7. Origin client forwards the request, streams the response back to the client, while logging completion and updating metrics.
## Robots Cache & Fetch Strategy
- **Key**: `<scheme>://<host>:<port>` ensuring separate entries for HTTP vs HTTPS or custom ports.
- **Value**: Parsed directives (allow/disallow lists with priority), crawl-delay info, sitemap references, metadata {fetched_at, expires_at, http_status, etag/last-modified}.
- **Fetching**:
- Use HEAD first to check existence? Simpler: GET `/robots.txt` with standard timeouts.
- Respect `Cache-Control` headers when setting TTL; fallback TTL configurable (e.g., 1 hour) with min/max bounds.

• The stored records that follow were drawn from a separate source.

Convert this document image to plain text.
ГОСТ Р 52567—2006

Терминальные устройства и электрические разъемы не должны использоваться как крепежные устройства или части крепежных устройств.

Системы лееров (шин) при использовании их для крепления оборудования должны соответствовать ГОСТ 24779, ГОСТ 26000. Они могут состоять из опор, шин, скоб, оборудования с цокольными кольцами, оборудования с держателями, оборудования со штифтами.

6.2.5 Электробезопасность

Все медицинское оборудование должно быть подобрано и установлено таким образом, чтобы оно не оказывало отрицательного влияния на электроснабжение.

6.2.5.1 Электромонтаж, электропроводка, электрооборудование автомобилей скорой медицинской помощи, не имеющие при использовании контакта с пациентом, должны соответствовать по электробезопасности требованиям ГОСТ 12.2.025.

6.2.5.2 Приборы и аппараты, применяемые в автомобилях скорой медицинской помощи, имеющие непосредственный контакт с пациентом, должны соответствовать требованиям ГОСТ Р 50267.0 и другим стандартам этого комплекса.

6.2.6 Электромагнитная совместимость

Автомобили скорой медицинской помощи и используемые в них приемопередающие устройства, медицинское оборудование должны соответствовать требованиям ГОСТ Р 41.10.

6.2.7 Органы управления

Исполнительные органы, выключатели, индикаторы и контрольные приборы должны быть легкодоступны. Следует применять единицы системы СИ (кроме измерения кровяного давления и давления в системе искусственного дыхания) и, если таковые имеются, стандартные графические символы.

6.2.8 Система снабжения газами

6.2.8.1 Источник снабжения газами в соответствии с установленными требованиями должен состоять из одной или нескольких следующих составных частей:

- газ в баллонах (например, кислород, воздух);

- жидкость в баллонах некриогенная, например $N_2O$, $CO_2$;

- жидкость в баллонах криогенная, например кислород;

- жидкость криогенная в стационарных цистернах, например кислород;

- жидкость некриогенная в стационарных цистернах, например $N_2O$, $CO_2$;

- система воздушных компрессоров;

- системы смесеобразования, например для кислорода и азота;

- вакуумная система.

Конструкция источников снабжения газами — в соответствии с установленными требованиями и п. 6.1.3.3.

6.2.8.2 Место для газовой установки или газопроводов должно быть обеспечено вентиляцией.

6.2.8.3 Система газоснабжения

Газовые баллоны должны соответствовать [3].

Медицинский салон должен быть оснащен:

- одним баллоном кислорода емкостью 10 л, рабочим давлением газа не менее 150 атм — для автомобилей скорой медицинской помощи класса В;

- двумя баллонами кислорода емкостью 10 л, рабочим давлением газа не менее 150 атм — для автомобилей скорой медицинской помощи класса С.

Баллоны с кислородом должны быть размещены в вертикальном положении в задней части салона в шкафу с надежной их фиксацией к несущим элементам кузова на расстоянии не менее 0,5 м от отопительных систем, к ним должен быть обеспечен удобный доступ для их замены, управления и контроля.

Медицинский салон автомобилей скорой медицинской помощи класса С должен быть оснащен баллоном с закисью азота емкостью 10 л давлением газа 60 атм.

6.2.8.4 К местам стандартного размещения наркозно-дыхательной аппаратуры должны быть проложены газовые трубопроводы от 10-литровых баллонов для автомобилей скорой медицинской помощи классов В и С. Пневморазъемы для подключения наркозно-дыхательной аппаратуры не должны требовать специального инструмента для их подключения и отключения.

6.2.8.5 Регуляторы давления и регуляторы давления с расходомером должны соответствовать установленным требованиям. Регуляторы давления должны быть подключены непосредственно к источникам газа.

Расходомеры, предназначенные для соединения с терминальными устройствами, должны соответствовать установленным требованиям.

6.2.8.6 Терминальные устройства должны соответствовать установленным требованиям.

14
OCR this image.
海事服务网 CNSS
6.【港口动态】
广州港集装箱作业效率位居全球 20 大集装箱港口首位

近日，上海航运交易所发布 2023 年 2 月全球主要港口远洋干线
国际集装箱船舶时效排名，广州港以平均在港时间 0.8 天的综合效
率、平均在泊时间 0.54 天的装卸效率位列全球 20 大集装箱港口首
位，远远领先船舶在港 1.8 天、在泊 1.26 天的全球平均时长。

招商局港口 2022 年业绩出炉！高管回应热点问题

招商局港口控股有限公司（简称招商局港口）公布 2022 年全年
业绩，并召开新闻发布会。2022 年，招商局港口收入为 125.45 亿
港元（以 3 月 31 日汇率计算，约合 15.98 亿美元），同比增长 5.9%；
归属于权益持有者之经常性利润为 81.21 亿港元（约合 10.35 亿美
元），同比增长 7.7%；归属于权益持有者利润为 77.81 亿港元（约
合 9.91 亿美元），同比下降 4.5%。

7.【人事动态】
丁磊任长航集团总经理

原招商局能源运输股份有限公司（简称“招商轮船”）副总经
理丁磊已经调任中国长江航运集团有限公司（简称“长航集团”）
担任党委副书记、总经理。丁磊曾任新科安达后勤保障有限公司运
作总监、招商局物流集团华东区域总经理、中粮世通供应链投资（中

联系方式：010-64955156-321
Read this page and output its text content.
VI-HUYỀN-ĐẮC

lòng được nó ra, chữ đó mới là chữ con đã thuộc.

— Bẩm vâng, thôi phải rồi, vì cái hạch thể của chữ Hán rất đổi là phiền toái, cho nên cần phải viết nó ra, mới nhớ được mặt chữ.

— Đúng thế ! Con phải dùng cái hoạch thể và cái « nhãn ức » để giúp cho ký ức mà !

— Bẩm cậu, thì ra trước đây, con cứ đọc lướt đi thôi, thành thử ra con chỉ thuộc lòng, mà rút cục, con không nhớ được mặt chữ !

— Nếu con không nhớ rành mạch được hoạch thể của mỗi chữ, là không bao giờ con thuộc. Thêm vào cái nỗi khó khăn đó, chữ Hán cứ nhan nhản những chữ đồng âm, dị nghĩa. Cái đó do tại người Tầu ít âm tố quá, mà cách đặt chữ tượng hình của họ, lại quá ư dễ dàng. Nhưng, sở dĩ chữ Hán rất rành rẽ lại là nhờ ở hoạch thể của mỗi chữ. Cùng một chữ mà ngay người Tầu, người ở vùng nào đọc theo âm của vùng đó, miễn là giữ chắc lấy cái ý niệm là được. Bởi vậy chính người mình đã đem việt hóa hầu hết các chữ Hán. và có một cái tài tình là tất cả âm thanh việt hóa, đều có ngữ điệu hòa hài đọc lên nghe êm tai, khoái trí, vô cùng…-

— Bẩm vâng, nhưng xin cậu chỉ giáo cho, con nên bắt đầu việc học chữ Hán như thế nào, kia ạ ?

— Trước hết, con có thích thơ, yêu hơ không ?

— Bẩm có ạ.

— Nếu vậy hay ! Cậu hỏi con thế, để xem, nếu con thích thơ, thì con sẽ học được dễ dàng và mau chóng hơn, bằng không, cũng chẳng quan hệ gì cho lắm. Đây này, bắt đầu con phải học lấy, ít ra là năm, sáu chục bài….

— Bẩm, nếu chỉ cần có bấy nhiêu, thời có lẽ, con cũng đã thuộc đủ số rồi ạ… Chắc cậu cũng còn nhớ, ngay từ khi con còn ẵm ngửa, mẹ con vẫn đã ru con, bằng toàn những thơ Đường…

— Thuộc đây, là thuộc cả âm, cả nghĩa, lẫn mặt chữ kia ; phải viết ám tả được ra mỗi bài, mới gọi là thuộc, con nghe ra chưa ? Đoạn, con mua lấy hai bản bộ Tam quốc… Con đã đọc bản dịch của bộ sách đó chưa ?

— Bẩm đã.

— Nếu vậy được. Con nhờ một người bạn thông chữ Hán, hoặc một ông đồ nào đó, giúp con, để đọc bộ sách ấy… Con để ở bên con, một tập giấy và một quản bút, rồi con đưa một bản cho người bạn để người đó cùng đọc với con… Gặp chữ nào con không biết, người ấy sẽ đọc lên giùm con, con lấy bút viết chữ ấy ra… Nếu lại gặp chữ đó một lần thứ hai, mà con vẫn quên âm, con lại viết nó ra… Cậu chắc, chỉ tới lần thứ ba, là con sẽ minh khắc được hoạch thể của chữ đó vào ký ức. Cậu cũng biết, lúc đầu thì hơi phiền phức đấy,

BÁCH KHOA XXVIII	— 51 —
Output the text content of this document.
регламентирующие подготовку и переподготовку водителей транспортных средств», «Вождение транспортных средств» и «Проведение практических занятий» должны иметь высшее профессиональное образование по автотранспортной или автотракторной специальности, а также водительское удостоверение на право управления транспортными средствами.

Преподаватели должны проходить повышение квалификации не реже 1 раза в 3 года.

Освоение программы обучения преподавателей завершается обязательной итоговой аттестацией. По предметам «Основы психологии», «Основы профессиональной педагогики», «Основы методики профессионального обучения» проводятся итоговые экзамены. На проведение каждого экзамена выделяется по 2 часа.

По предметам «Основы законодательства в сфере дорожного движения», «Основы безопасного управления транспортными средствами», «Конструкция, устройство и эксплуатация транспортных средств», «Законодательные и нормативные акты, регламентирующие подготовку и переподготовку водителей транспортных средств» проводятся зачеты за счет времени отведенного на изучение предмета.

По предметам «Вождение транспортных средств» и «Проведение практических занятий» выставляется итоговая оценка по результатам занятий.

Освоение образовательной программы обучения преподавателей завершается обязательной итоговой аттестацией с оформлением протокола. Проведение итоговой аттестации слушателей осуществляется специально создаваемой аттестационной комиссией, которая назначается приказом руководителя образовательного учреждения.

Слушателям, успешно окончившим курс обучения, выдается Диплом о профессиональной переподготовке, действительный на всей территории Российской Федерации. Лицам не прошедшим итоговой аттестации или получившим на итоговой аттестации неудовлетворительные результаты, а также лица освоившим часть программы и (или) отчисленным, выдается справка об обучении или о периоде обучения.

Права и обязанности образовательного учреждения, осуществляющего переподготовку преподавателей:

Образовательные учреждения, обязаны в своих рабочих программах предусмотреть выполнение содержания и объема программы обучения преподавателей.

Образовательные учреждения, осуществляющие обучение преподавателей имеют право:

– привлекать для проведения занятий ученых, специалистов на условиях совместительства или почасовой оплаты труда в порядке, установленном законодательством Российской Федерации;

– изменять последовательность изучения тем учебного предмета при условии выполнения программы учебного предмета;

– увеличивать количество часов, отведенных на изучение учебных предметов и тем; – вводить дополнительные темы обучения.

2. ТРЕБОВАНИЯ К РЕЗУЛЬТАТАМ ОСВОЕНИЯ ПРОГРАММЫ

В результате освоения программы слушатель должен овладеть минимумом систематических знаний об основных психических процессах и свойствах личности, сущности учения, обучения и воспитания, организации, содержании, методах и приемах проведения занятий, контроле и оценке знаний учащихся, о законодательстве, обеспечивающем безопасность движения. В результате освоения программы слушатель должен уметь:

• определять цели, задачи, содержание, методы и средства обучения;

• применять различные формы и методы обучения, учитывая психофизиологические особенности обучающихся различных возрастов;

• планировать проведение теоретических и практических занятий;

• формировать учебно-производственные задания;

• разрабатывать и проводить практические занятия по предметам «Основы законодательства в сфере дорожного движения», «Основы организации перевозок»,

- On 404: treat as "allow all" but cache short TTL. On 401/403/5xx: treat as temporary failure, optionally fail-closed (configurable) and retry later.
- **Concurrency**: Use per-host mutex/future to avoid stampedes when multiple crawler requests arrive simultaneously.
- **Invalidation**: CLI command or signal (e.g., `SIGHUP`) triggers dropping either all cache entries or a specific host.
## Extensibility Hooks for Future Policies
- Define a `Policy` trait, e.g. `async fn handle(&self, ctx: &mut RequestContext, next: Next<'_>) -> Result<Response>`. Policies compose Tower-style so they can short-circuit or call the next handler.
- Provide shared context data (request metadata, cache stats, metrics emitters) so policies can make decisions without deep coupling.
- Ship built-in policies: logging, robots enforcement. Later, add rate limiting (token bucket keyed by host), adaptive retry/backoff, response filtering.
- Ensure configuration supports enabling/disabling policies and ordering them as needed.
## Technology Choices (tentative)
- **Language/runtime**: Rust on top of Tokio for async IO, leveraging Hyper for both proxy listener and origin client to get strong performance and memory safety.
- **Dependencies**:
- HTTP proxy foundation: `hyper` + `hyper-util` for client/server plumbing, potentially `tower` for middleware ergonomics.
- Robots parser: existing crates such as `robotstxt` or a lightweight custom parser depending on flexibility needs.
- Metrics/logging: `tracing` ecosystem for structured logs and OpenTelemetry exporters, plus `metrics` or `prometheus` crate for counters.
## Testing Strategy
- Unit tests for robots parser wrapper, cache TTL logic, and policy decision outcomes.
- Integration tests with an in-memory HTTP server serving different `robots.txt` permutations, verifying allow/deny behavior and caching.
- Load/smoke tests to ensure the proxy handles concurrent crawler requests and respects TTLs without deadlocks.
## Open Questions / Future Work
- Should we allow per-client identities (multiple crawler user-agents) simultaneously?
- How will we persist cache metadata across restarts if needed?
- When implementing rate limiting, does policy need shared state (Redis) for multi-proxy deployments?
- What is the operator UX for cache inspection (CLI, metrics endpoint)?